Granted that we are all Africans and, better yet, West Africans; still, the very notion of a “Dr. Chief Crystal Djirackor” being the Head or Chairman of the Ghana Independent Broadcasters Association does not sit well with me. Just yesterday, for instance, I was teasing my wife that she had been watching so much Nigerian TV drama on her cell phone that she was “dangerously” beginning to sound like a Nigerian and a total stranger to me.
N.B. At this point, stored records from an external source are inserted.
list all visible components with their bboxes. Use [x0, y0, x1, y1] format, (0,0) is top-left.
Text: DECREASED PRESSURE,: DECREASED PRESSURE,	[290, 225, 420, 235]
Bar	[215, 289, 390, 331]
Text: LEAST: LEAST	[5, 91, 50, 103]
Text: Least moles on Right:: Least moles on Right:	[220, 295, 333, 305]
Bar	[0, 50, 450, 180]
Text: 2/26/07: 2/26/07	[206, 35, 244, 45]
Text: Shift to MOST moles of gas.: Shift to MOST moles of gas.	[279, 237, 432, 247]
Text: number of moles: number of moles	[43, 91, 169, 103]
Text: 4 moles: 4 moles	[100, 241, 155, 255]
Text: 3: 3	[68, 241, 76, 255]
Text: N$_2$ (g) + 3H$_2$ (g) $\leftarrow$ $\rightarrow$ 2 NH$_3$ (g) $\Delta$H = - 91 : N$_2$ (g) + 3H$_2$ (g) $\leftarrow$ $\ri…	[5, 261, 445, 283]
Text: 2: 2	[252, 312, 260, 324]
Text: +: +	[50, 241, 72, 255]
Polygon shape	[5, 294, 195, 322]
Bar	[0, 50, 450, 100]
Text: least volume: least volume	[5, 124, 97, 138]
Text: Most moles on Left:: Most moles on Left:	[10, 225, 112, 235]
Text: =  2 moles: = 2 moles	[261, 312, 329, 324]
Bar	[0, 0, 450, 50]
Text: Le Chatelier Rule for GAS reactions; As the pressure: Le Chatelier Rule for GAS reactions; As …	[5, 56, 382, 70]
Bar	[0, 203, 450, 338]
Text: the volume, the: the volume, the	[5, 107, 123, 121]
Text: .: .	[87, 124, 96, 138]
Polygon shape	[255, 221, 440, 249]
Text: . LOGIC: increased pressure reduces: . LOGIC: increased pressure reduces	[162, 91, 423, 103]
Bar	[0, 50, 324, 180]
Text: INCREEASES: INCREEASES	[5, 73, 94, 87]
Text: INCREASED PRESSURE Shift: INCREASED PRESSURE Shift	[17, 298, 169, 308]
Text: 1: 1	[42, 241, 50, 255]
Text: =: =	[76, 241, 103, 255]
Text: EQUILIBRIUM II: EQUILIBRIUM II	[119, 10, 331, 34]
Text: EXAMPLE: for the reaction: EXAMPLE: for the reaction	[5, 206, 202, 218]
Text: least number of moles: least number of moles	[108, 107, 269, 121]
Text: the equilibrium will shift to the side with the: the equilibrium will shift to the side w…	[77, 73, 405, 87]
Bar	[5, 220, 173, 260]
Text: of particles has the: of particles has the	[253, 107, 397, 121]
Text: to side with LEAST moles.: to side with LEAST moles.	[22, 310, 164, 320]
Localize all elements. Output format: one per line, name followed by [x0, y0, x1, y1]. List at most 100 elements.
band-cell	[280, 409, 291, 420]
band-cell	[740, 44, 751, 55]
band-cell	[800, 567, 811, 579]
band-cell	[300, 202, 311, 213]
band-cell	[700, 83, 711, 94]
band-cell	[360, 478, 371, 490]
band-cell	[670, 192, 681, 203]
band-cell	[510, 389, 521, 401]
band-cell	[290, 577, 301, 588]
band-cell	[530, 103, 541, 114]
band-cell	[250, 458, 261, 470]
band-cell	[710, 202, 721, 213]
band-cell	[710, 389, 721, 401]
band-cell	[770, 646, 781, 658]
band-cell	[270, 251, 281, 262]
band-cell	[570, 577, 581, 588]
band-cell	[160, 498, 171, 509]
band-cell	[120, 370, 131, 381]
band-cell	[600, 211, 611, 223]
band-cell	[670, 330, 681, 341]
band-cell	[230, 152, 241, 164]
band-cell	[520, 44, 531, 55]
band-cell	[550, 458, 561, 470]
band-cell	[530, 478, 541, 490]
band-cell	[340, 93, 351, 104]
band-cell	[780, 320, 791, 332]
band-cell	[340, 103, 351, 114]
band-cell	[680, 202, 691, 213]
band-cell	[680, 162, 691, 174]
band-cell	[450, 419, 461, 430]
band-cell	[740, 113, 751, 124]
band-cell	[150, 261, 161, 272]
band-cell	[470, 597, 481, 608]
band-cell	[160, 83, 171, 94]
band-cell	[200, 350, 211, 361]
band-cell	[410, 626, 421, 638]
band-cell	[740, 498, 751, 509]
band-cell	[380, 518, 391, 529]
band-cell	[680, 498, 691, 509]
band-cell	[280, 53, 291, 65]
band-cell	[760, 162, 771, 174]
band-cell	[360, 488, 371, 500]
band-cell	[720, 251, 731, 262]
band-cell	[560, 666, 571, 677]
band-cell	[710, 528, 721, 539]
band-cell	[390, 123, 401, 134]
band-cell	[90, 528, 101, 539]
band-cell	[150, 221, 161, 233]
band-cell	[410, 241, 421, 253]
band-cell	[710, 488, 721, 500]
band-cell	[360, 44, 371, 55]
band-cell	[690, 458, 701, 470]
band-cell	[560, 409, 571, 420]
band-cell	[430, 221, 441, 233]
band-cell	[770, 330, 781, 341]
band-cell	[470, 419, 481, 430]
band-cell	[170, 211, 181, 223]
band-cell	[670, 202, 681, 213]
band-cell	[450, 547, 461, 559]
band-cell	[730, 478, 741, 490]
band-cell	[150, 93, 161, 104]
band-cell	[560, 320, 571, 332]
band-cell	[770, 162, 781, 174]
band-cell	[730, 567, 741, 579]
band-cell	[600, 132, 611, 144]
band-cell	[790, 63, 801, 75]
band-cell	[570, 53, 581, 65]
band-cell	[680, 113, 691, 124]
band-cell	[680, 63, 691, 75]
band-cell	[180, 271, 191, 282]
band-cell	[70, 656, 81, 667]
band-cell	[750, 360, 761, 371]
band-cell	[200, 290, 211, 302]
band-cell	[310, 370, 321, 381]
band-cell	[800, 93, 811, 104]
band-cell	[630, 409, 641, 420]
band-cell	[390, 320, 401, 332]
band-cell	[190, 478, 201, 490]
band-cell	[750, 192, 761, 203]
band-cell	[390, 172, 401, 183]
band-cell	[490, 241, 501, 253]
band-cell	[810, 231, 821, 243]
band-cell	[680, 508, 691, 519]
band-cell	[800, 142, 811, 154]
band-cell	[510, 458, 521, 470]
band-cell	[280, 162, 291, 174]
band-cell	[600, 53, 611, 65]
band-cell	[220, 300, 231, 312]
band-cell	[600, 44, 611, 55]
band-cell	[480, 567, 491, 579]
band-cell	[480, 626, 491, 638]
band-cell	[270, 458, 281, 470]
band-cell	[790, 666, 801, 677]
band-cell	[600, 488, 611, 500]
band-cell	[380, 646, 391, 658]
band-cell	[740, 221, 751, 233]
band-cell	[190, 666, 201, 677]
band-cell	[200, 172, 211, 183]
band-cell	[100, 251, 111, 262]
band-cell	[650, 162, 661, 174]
But I am equally annoyed by the vacuous moral grandstanding of pathologically cynical politicians like Mr. Sam George Nettey – this butterball of a political operative who weirdly prefers to be Eurocentrically known as “Sam George,” which also sounds rather jarring to my indigenous and nationalist-oriented Ghanaian ears – whose own political party and government, the erstwhile Mahama-led National Democratic Congress, woefully failed in even such very basic duty as the collection of licensing fees from private radio and television operators in the country, to be raising Caine with the Akufo-Addo-led government of the New Patriotic Party (NPP) over the performance of an obligation which the NDC criminally and crassly incompetently failed to do.

You see, the cynical operatives of a thoroughgoing corrupt political machine like the National Democratic Congress have absolutely no right or moral authority to presume to lecture their far more progressive, patriotic, visionary and responsible counterparts of the New Patriotic Party on how to conduct the sacred business of the Ghanaian people.

Indeed, as I adumbrated at the very beginning of this column, we are having this needlessly rancorous debate right now because of the woeful political and administrative incompetence of the democratically and wisely ousted Mahama-led regime of the National Democratic Congress which failed in the effort. Even so, the Akufo-Addo Administration must not throw caution to the wind in its dealings with foreign investors of all shades and nationalities. Rule Number Uno: No investor, local or foreign, is a charitable goodies dispenser.

Columnist: Kwame Okoampa-Ahoofe, Jr.